For the last four years, Danielle Pinnock has been a ghost — and she couldn’t be happier. As one of the large, spirited cast of CBS’s Ghosts, Pinnock plays former Prohibition-era jazz singer Alberta, who died on New Year’s Eve 1928 after accidentally drinking poisoned moonshine. But in Pinnock’s hands, Alberta’s living her very best afterlife as the show wraps up its fourth season and looks forward to the now-guaranteed two seasons more ahead.
Part of Pinnock’s joy in the role, as she tells Gold Derby, comes from the way Alberta is written. “A lot of times what happens when you see any actor of color playing on broadcast television, we almost become decorations on a Christmas tree where we’re just fun to look at, but no one really cares about our storylines,” she says.
Not so with series creators and showrunners Joe Port and Joe Wiseman (aka “The Joes,” as Pinnock calls them). That’s very true with Alberta, who in the last couple of seasons has had her murder solved (about 100 years after the fact) and more recently reconnected (in a sense) with one of her descendants — a great-grandniece, Alicia (Ashley D. Kelley), with whom she bonds over music.
“When I think about my ancestors, we put them in such a high regard, not realizing that they can also be a hot mess, too,” she says. “I love the comedic aspect of that.”
Pinnock grew up in New Jersey, and has been performing in theater since she was in elementary school; while attending Temple University she met Abbott Elementary creator and star Quinta Brunson. Over the years Pinnock has appeared on series including Young Sheldon, This Is Us and Scandal, but has also cocreated and starred in the Webby Award-winning digital sketch series Hashtag Booked (with LaNisa Renee Frederick). Meanwhile, playing Alberta has garnered her some award attention – including an NAACP Image Award this past February.
“The thing that I feel makes Alberta stand out is her authenticity,” says Pinnock. “She has some of the best one-liners on the show. … Alberta is so authentically herself, but she does struggle with being vulnerable. The fear of possibly losing her street cred, the fear of not knowing what a healthy love looks like, because Alberta is used to these dopamine hits kind of relationships with murderers and gangsters. She did make a lot of poor decisions in her life.”
One reason Ghosts may hold together so well with its ensemble casts of ghosts (and the owners of Woodstone Manor, only one of whom can hear and see them) is that early on the show was being shot in the middle of the pandemic, and the cast had to bond quickly. These days they’re also a bit isolated as a group, shooting in Toronto and knocking out the still-broadcast-standard of 22 episodes each season. That may be why now, says Pinnock, they’re really hitting their stride.

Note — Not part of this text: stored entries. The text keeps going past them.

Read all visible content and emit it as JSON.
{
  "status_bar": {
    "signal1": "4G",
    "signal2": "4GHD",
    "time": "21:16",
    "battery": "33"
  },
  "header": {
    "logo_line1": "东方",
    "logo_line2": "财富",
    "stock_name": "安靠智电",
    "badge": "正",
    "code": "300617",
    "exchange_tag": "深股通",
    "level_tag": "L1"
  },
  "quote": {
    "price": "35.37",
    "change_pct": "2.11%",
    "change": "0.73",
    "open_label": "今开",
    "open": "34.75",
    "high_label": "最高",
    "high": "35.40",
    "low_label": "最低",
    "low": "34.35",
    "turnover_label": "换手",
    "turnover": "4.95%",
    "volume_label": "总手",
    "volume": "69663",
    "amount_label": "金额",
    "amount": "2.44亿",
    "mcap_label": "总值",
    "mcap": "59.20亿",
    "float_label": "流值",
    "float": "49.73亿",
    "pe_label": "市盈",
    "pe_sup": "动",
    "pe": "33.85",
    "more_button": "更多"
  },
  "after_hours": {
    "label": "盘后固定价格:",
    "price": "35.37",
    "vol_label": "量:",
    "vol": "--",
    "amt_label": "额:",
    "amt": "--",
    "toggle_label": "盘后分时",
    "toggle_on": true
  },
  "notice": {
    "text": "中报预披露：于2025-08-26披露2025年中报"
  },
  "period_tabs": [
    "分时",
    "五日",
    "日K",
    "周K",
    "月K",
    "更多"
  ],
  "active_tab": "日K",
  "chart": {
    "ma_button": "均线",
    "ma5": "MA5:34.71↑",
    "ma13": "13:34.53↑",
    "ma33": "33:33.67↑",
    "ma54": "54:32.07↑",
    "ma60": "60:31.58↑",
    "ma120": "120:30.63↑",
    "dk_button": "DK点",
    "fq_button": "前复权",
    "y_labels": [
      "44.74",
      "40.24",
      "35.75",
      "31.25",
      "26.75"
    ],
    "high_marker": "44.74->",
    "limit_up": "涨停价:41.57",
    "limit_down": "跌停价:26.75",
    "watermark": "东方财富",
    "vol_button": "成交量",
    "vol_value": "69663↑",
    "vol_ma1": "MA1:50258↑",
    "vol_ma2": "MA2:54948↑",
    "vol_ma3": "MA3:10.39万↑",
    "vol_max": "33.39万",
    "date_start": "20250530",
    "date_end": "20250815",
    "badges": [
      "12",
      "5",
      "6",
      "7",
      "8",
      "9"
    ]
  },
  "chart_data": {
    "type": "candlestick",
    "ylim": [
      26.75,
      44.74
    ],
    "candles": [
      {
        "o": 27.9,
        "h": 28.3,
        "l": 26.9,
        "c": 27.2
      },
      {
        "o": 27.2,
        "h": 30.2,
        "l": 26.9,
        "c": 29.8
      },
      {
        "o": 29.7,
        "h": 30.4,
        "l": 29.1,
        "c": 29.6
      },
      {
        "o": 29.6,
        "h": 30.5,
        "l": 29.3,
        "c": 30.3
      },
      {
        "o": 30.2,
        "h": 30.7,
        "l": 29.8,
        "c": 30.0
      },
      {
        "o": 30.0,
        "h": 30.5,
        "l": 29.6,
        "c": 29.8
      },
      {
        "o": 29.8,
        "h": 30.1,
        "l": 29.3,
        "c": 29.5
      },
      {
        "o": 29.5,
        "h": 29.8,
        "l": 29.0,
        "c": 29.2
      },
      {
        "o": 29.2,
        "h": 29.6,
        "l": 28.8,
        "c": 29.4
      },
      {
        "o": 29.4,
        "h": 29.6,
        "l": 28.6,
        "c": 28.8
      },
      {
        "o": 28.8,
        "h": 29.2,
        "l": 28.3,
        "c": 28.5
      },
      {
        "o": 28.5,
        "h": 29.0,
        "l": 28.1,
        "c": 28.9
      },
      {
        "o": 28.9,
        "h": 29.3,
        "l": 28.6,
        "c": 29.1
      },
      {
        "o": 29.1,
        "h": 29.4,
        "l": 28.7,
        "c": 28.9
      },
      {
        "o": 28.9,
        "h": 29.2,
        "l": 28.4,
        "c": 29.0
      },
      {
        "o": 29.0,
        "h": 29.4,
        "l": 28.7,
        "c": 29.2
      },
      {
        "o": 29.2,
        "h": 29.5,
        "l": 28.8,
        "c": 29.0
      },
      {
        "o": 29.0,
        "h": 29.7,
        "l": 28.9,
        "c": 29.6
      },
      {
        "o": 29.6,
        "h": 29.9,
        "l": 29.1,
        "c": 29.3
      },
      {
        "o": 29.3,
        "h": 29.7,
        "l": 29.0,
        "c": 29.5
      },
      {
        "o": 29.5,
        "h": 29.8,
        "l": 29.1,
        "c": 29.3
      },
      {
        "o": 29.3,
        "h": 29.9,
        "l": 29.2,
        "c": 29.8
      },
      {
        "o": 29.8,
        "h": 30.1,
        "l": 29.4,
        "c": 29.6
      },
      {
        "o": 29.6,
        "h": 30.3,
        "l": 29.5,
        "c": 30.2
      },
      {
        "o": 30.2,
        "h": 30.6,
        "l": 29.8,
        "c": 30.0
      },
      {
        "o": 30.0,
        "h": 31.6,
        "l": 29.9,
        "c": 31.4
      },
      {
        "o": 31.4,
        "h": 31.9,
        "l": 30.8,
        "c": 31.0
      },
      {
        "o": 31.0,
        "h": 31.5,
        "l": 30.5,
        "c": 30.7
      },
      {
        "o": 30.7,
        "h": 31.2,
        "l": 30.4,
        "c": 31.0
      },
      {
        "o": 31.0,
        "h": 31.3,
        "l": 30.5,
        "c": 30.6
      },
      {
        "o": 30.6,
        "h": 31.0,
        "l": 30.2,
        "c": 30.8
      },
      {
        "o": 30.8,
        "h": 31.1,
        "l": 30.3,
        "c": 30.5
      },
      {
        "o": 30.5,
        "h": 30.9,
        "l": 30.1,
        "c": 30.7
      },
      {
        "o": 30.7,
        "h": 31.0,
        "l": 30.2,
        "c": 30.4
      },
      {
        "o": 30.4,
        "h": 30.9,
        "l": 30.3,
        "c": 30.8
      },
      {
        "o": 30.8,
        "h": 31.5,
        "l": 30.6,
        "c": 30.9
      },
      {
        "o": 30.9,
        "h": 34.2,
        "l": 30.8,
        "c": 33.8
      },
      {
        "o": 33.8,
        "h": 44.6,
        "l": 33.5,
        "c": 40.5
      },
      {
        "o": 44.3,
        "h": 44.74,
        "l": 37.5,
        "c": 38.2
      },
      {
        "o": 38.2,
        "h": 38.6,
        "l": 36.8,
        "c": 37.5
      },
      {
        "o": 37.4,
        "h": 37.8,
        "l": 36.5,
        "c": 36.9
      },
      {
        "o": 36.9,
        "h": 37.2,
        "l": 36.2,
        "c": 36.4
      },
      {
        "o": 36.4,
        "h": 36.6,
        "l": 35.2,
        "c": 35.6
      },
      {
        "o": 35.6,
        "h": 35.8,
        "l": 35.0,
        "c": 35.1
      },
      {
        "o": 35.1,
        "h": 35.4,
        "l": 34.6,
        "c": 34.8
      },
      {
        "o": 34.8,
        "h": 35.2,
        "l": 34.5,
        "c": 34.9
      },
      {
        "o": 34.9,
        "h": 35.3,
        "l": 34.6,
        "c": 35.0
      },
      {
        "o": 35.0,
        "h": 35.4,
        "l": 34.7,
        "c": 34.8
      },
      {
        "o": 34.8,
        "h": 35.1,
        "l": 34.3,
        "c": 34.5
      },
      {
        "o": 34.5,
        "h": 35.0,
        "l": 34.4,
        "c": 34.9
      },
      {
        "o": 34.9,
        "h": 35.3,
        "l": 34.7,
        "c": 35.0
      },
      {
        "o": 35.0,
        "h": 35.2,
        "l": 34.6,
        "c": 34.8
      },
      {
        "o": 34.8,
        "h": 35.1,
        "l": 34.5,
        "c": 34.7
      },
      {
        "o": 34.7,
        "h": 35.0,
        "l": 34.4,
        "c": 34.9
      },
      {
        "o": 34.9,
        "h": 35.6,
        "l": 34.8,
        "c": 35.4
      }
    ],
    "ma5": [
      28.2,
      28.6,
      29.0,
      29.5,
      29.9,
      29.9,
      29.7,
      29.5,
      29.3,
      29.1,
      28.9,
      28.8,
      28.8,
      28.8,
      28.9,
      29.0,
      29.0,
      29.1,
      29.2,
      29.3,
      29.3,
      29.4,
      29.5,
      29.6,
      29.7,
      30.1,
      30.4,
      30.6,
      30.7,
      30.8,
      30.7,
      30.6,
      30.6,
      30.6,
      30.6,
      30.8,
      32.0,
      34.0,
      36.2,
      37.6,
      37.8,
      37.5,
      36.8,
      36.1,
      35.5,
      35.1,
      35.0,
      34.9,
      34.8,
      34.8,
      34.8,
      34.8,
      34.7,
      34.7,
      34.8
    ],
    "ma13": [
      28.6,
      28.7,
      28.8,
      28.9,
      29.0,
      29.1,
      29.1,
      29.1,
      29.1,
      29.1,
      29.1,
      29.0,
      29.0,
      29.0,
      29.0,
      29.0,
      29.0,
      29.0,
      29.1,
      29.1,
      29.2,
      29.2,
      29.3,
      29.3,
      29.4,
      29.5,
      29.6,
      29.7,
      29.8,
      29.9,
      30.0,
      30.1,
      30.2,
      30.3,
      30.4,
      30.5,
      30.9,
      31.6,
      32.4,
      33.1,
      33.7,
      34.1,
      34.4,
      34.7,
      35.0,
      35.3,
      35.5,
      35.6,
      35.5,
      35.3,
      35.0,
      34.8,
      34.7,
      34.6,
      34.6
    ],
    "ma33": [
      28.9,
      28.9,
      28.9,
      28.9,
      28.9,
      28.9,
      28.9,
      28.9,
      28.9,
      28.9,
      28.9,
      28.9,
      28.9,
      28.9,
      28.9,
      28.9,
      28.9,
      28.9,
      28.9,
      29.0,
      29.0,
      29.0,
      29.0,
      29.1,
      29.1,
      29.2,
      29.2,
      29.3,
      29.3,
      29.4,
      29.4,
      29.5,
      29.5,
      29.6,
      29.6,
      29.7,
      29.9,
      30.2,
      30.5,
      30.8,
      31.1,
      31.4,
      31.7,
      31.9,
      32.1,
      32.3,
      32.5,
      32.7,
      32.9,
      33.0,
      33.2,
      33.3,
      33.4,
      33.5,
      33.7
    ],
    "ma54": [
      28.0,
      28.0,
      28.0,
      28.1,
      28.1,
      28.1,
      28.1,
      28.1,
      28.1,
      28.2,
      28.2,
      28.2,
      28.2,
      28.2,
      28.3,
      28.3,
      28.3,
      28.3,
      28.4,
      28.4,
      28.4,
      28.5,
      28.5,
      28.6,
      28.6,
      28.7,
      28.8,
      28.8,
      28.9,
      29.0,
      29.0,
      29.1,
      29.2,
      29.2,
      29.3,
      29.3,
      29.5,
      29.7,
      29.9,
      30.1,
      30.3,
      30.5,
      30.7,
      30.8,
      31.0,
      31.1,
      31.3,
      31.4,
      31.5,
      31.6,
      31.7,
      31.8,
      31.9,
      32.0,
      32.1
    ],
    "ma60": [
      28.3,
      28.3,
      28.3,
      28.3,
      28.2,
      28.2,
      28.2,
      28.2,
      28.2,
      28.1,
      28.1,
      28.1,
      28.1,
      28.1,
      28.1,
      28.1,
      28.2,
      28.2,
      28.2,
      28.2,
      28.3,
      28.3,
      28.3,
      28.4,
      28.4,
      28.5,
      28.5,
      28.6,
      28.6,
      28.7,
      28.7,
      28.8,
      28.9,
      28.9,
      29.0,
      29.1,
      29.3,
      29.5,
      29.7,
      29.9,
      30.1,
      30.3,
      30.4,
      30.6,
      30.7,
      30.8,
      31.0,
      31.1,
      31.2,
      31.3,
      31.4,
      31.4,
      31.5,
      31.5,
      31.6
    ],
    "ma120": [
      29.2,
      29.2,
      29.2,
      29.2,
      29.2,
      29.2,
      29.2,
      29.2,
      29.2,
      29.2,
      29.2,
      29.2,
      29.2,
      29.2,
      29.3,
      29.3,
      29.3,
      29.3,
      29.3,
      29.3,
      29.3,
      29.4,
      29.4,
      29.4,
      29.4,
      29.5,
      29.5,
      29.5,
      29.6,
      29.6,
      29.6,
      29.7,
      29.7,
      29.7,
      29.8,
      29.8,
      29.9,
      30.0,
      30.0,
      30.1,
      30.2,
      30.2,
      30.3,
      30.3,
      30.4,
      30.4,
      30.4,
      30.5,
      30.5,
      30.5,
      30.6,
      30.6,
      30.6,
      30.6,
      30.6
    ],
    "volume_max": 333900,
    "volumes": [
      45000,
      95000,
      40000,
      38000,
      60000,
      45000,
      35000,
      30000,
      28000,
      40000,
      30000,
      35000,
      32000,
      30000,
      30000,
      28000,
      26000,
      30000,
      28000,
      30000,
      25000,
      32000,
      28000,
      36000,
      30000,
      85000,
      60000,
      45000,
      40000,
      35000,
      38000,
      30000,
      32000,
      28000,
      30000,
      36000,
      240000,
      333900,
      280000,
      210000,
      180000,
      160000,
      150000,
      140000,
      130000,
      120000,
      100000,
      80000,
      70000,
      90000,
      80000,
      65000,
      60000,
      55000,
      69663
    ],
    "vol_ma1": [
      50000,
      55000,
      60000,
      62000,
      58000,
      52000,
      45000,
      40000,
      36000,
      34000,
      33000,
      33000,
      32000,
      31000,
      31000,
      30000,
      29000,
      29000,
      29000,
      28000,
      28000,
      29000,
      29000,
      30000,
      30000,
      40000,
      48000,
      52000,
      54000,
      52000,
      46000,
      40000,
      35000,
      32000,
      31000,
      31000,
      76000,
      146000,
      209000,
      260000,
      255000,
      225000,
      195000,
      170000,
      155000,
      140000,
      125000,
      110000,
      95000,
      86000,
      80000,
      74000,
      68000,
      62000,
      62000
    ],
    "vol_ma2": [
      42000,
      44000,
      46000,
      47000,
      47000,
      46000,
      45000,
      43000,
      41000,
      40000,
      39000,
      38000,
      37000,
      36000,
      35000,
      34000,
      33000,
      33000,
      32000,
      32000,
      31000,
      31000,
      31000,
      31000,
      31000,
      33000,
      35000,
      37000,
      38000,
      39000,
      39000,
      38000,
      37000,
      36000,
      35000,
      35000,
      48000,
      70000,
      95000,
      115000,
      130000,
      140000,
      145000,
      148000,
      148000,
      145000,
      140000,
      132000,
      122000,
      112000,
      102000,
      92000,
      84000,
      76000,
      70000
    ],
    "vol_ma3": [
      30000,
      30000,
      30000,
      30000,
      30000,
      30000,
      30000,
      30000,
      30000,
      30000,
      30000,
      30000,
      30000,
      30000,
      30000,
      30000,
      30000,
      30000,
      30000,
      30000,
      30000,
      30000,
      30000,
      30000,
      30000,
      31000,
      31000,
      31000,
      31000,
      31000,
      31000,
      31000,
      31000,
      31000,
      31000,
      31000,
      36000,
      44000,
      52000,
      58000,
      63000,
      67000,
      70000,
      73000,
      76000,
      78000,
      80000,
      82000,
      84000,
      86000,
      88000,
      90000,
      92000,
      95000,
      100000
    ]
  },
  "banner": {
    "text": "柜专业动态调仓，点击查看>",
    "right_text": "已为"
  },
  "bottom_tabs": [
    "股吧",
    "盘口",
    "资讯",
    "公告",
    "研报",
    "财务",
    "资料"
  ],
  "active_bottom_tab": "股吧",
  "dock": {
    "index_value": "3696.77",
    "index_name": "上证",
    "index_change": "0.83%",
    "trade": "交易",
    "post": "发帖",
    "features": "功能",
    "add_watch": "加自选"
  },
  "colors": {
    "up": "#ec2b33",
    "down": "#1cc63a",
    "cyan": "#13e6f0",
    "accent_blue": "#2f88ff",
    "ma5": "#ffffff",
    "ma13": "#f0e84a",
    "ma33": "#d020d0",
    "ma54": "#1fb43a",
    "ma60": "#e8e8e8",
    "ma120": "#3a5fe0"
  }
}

“Rebecca [Wisocky, who plays Hetty] always says when we’re working on a scene, ‘We really need to find the musicality,'” says Pinnock. “I feel right now, not only do we have that musicality, we’re singing, we’re soaring.”
Pinnock is rightly proud of the representation of BIPOC actors and crew on the show, but suggests that the recent dialing back of DEI initiatives due to the new administration in Washington has her concerned.
“We had a really great run in the pandemic, where people actually cared to hear our voices, where Black producers were getting deals and actors were able to be seen in roles that they may not necessarily have been seen in,” she says. “I worry with what representation will look like in the next few years. That being said, we are a resilient people. … I will always create, regardless of who is in office. I will always make sure that my friends and my community, the people that have brought me to this place that I will find them work. My mother taught me that.”
But that’s the future for the actors in this world. Pinnock is focusing hard on making sure Alberta’s post-living life is worth, well, living. So what can she expect in the coming seasons?
“Well, she may or may not be in a relationship. I’m very curious to see what that looks like for her,” says Pinnock, who notes that more layers of afterlife may get explored. “I’m very interested in what those other worlds look like. … I would love to get some different combinations in there – and just see what sparks.”